At the SIGGRAPH 2000 conference, Onimusha received the "Best of Show" award for its opening sequence. Complex listed it as one of the most beloved and missed PlayStation 2 games. The reviewer from GameSpot said that he was called biased multiple times when doing the article for the video game. In a 2010 retrospective, GamePro ranked it as the 28th best game for the PlayStation 2. In 2012, FHM included the game's Kaede among the nine "sexiest ninja babes in games".
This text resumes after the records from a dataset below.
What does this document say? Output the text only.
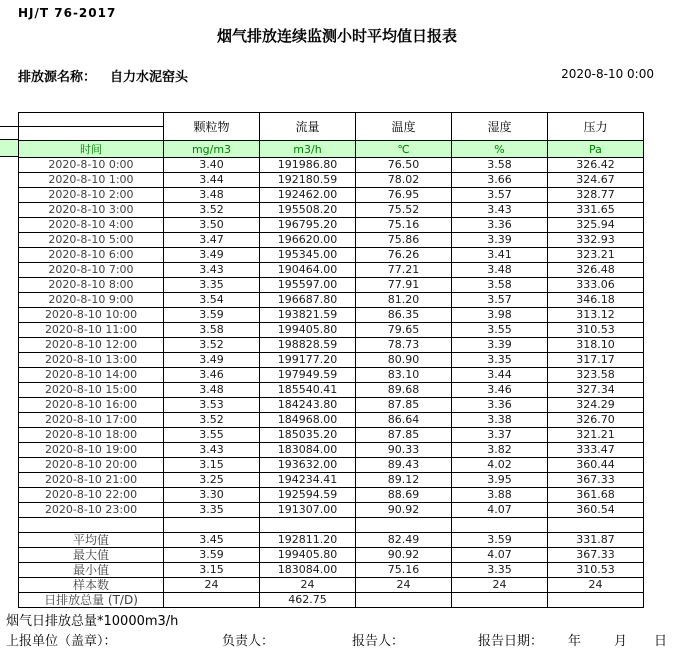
HJ/T 76-2017
烟气排放连续监测小时平均值日报表
排放源名称： 自力水泥窑头	2020-8-10 0:00
	颗粒物	流量	温度	湿度	压力

时间	mg/m3	m3/h	℃	%	Pa
2020-8-10 0:00	3.40	191986.80	76.50	3.58	326.42
2020-8-10 1:00	3.44	192180.59	78.02	3.66	324.67
2020-8-10 2:00	3.48	192462.00	76.95	3.57	328.77
2020-8-10 3:00	3.52	195508.20	75.52	3.43	331.65
2020-8-10 4:00	3.50	196795.20	75.16	3.36	325.94
2020-8-10 5:00	3.47	196620.00	75.86	3.39	332.93
2020-8-10 6:00	3.49	195345.00	76.26	3.41	323.21
2020-8-10 7:00	3.43	190464.00	77.21	3.48	326.48
2020-8-10 8:00	3.35	195597.00	77.91	3.58	333.06
2020-8-10 9:00	3.54	196687.80	81.20	3.57	346.18
2020-8-10 10:00	3.59	193821.59	86.35	3.98	313.12
2020-8-10 11:00	3.58	199405.80	79.65	3.55	310.53
2020-8-10 12:00	3.52	198828.59	78.73	3.39	318.10
2020-8-10 13:00	3.49	199177.20	80.90	3.35	317.17
2020-8-10 14:00	3.46	197949.59	83.10	3.44	323.58
2020-8-10 15:00	3.48	185540.41	89.68	3.46	327.34
2020-8-10 16:00	3.53	184243.80	87.85	3.36	324.29
2020-8-10 17:00	3.52	184968.00	86.64	3.38	326.70
2020-8-10 18:00	3.55	185035.20	87.85	3.37	321.21
2020-8-10 19:00	3.43	183084.00	90.33	3.82	333.47
2020-8-10 20:00	3.15	193632.00	89.43	4.02	360.44
2020-8-10 21:00	3.25	194234.41	89.12	3.95	367.33
2020-8-10 22:00	3.30	192594.59	88.69	3.88	361.68
2020-8-10 23:00	3.35	191307.00	90.92	4.07	360.54

平均值	3.45	192811.20	82.49	3.59	331.87
最大值	3.59	199405.80	90.92	4.07	367.33
最小值	3.15	183084.00	75.16	3.35	310.53
样本数	24	24	24	24	24
日排放总量 (T/D)		462.75			
烟气日排放总量*10000m3/h
上报单位（盖章）：	负责人：	报告人：	报告日期： 年	月 日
The 2019 remaster received mixed-to-positive reviews from critics; while its action gameplay was praised for standing the test of time, its visuals, game design, and presentation were said to have aged poorly. The remaster's lack of the additional content found in Genma Onimusha was also met with criticism. Horror media website Bloody Disgusting gave it a 3.5/5, writing that "beneath a new lick of paint and some clever adjustments, Onimusha: Warlords doesn't make for an essential action game in 2019, but it's a great modernization all the same", while Windows Central gave the Xbox One version a 4 out of 5, calling it "not perfect by any means", but going on to state that it was a "wonderful blast from the past". In a more critical review, IGN awarded the game with a 6.5/10, the final verdict being that Onimusha: Warlords is exactly how the players remember it, but felt to be not a "good" thing.

Aggregate scores
| Aggregator | Score |
|---|---|
| GameRankings | PS2: 84% XBOX: 81% |
| Metacritic | PS2: 86/100 XBOX: 83/100 NS: 71/100 PC: 67/100 PS4: 73/100 XONE: 74/100 |
| OpenCritic | 52% recommend (Remaster) |

Review scores
| Publication | Score |
|---|---|
| Game Informer | PS2: 8.75/10 |
| GameSpot | PS2: 8.4/10 XBOX: 8.7/10 |
| IGN | PS2: 8.9/10 XBOX: 8.3/10 |
| Next Generation | 3/5 |

==Legacy==

The game spawned two direct sequels, Onimusha 2: Samurai's Destiny and Onimusha 3: Demon Siege, that followed Samanosuke and more warriors in their fight against Nobunaga Oda. While Demon Siege was the closing chapter of the story, Capcom developed Onimusha: Dawn of Dreams due to popular fan response. There have been two spin-offs, Onimusha Tactics and Onimusha Blade Warriors, that focus on different genres. A bug within Warlords inspired game designer Hideki Kamiya in the making of the action game Devil May Cry.